Public Policy/Regulatory developments in Zimbabwe



[co-author: Josephine Mbuya]

The Public Private Partnership Act No. 19 of 2010 (the Act) is the principal act made for the purpose of providing an institutional framework for the implementation of public private partnership (PPP) agreements. The Act outlines the rules and procedures of the procurement process and development of public and private sector partnerships.

The Act, like any other law, has undergone several amendments, the most recent one being the amendments of 2018 through the Public Private Partnership (Amendment) Act No. 9 of 2018.

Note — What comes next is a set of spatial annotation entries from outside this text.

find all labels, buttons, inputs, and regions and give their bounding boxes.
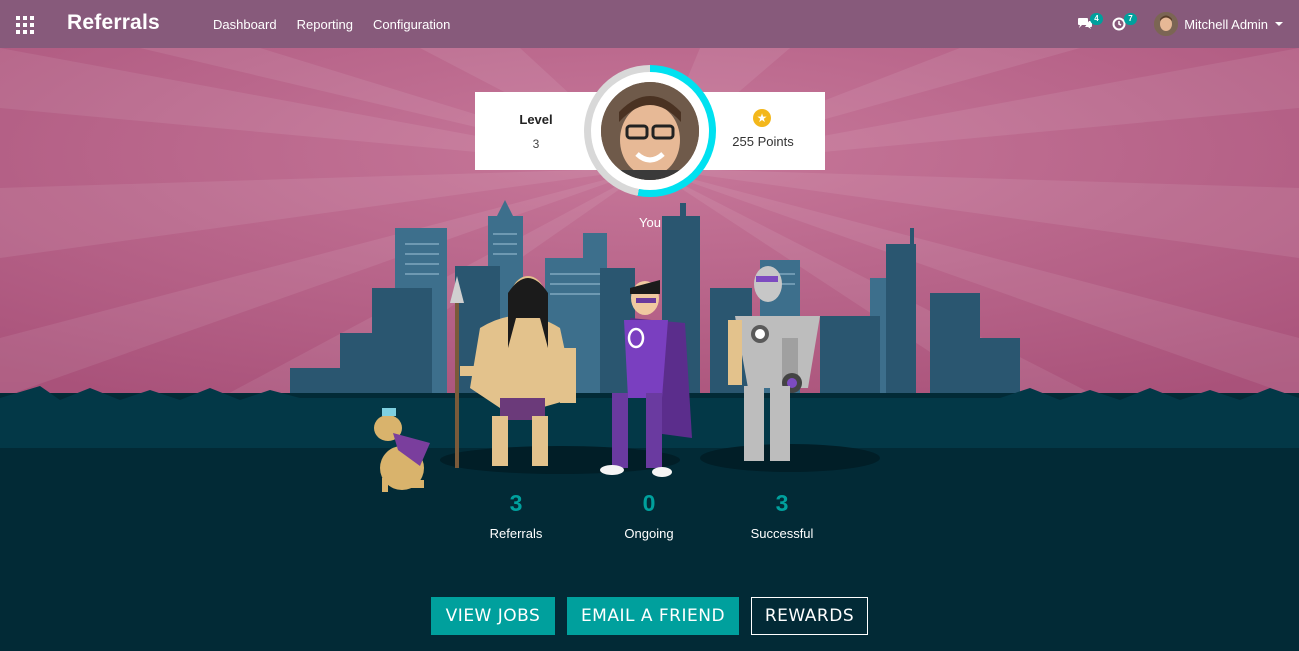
star-icon: ★	[753, 109, 771, 127]
user-menu[interactable]: Mitchell Admin	[1136, 12, 1299, 36]
stat-ongoing-value: 0	[642, 490, 656, 516]
points-value: 255 Points	[732, 134, 794, 149]
apps-menu-icon[interactable]	[16, 16, 34, 34]
stat-ongoing[interactable]: 0 Ongoing	[589, 490, 709, 541]
messages-button[interactable]: 4	[1068, 0, 1103, 48]
activities-badge: 7	[1124, 13, 1137, 25]
systray: 4 7 Mitchell Admin	[1068, 0, 1299, 48]
level-label: Level	[519, 112, 553, 127]
stat-referrals-label: Referrals	[489, 526, 543, 541]
messages-badge: 4	[1090, 13, 1103, 25]
stat-referrals[interactable]: 3 Referrals	[456, 490, 576, 541]
profile-photo	[601, 82, 699, 180]
stat-successful-label: Successful	[750, 526, 814, 541]
main-menu: Dashboard Reporting Configuration	[203, 0, 460, 48]
app-title[interactable]: Referrals	[67, 11, 160, 35]
email-friend-button[interactable]: EMAIL A FRIEND	[567, 597, 739, 635]
level-progress-ring	[584, 65, 716, 197]
top-navbar: Referrals Dashboard Reporting Configurat…	[0, 0, 1299, 48]
user-name: Mitchell Admin	[1184, 16, 1268, 32]
level-value: 3	[532, 137, 540, 151]
stat-referrals-value: 3	[509, 490, 523, 516]
stat-successful-value: 3	[775, 490, 789, 516]
activities-button[interactable]: 7	[1102, 0, 1137, 48]
caret-down-icon	[1275, 22, 1283, 26]
menu-configuration[interactable]: Configuration	[363, 17, 460, 32]
view-jobs-button[interactable]: VIEW JOBS	[431, 597, 555, 635]
stat-successful[interactable]: 3 Successful	[722, 490, 842, 541]
stat-ongoing-label: Ongoing	[624, 526, 674, 541]
menu-reporting[interactable]: Reporting	[287, 17, 363, 32]
you-label: You	[639, 215, 661, 230]
menu-dashboard[interactable]: Dashboard	[203, 17, 287, 32]
user-avatar	[1154, 12, 1179, 36]
rewards-button[interactable]: REWARDS	[751, 597, 868, 635]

The last two amendments before the 2018 amendments had incorporated changes in the Act to include:

  • the establishment of the new PPP authorities, the Public Private Partnership Unit and the Public Private Partnership Technical Committee;
  • the repealing of section 20 of the Act, which required that all amendments and review of agreements be performed by the parties upon approval by the Finance Unit and the Coordination Unit, and replacing it with a new section 20 that allowed all amendments and review of agreements to be performed by the parties upon the approval of the PPP Technical Committee; and
  • the establishment of the Facilitation Fund. This fund was established for the purpose of financing feasibility studies and to assist PPP projects with limited financial viability and high economic benefits. In case of the PPP projects requiring funding support from the public, such support shall be granted at the discretion of the Minister.

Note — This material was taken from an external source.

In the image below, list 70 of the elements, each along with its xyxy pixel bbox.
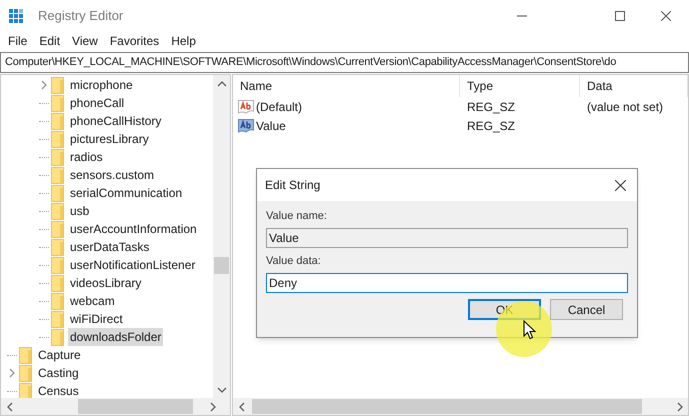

The current amendments to the Act, through the Public Private Partnership (Amendment) Act No. 9 of 2018, have further introduced changes to include the following:

  • The Minister responsible for PPP now has the mandate to oversee the implementation of PPP programmes and he has been given the power to exempt procurement of an unsolicited project from competitive tendering where it meets the following criteria:
    • the project is of priority to the government at the particular time and broadly consistent with the government’s strategic objectives;
    • the private proponents do not require the government to guarantee or provide any form of financial support for the project;
    • the project has unique attributes that justify departing from a competitive tender process and others could not deliver a similar project with the same value for money;
    • the project is of a size, scope and financing that comply with the conditions provided in the regulations;
    • the project demonstrates value for money and affordability and transfers significant risks to the private proponent;
    • the project offers wide social economic benefits including improved services, employment and taxation; and
    • the proponent commits to bear the cost of undertaking a feasibility study.

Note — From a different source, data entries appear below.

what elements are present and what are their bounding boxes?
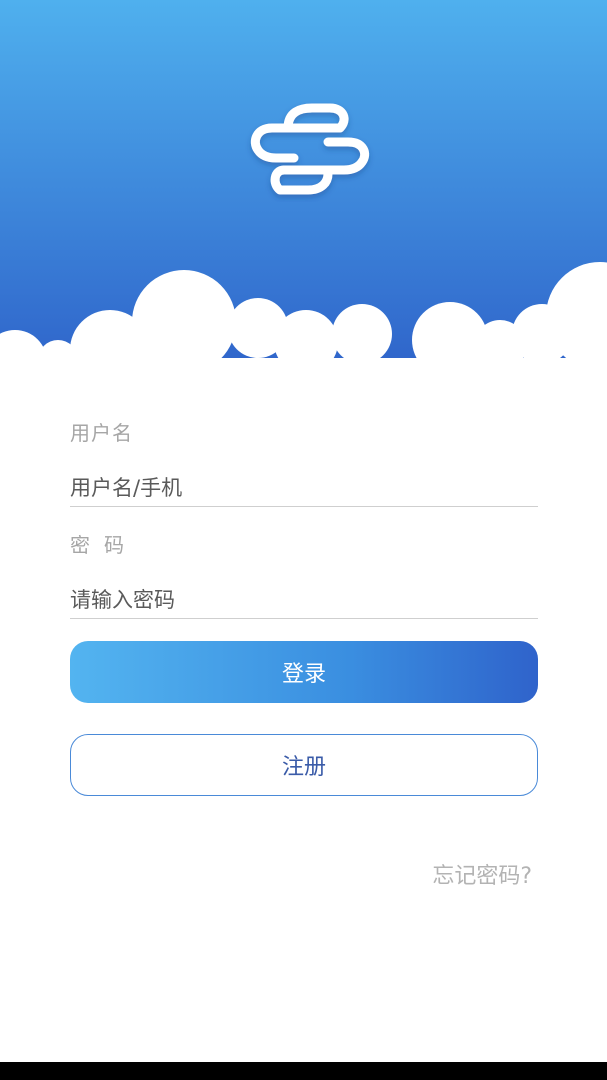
- register-button[interactable]: 注册: [70, 734, 538, 796]
- login-button[interactable]: 登录: [70, 641, 538, 703]
- login-form: 用户名 密码: [70, 415, 538, 619]
- cloud-decoration: [0, 262, 607, 380]
- login-button-label: 登录: [281, 662, 326, 687]
- password-input[interactable]: [70, 581, 538, 619]
- username-label: 用户名: [70, 421, 133, 445]
- header-banner: [0, 0, 607, 380]
- forgot-password-link[interactable]: 忘记密码?: [432, 858, 532, 890]
- register-button-label: 注册: [281, 755, 326, 780]
- password-label: 密码: [70, 533, 138, 557]
- bottom-bar: [0, 1062, 607, 1080]
- username-input[interactable]: [70, 469, 538, 507]
- app-logo-icon: [250, 103, 370, 195]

This means that not only will all PPP agreements have to be approved by the PPP Technical Committee but they will also need to be vetted by the Attorney General.

  • A further amendment is in relation to natural resources management. All PPP projects relating to natural wealth and resources will be required to comply with the natural wealth laws such as the Natural Wealth and Resources (Permanent Sovereignty) Act and the Natural Wealth and Resources Contracts (Review and Re-Negotiation of Unconscionable Terms) Act. This gives Parliament the right to review the PPP agreements at a later point and to modify them, where necessary.
  • One notable change is the reduction of the threshold for small-scale projects from US$70 million to US$20 million.
  • In addition, PPP agreements will be made subject to local arbitration under the arbitration laws of Tanzania. Therefore, in the event of a dispute, the parties will be subjected to a local arbitral forum i.e. the National Construction Council or the Tanzania Institute of Arbitrators.
  • The Public Private Partnership (Amendment) Act has also amended other laws such as:
    • the Tanzania Investment Act Cap. 38, by relieving the National Investment Steering Committee from scrutinising the approved PPP projects. This is so as to reduce the number of approval organs in PPP projects;
    • the Public Procurement Act Cap. 410, by giving the Public Procurement Authority the mandate to develop guidelines to regulate procurement of consultants, transaction advisers and private parties in relation to PPP projects; and
    • the Budget Act Cap 439: the aim of the amendments is to require the contracting authorities to consider PPP projects during preparation of the government budget.


Generally, the amendments are likely to encourage more international investors to propose PPP projects as there will be more efficiency in the review process and obtaining approvals of PPP projects.


DISCLAIMER: Because of the generality of this update, the information provided herein may not be applicable in all situations and should not be acted upon without specific legal advice based on particular situations.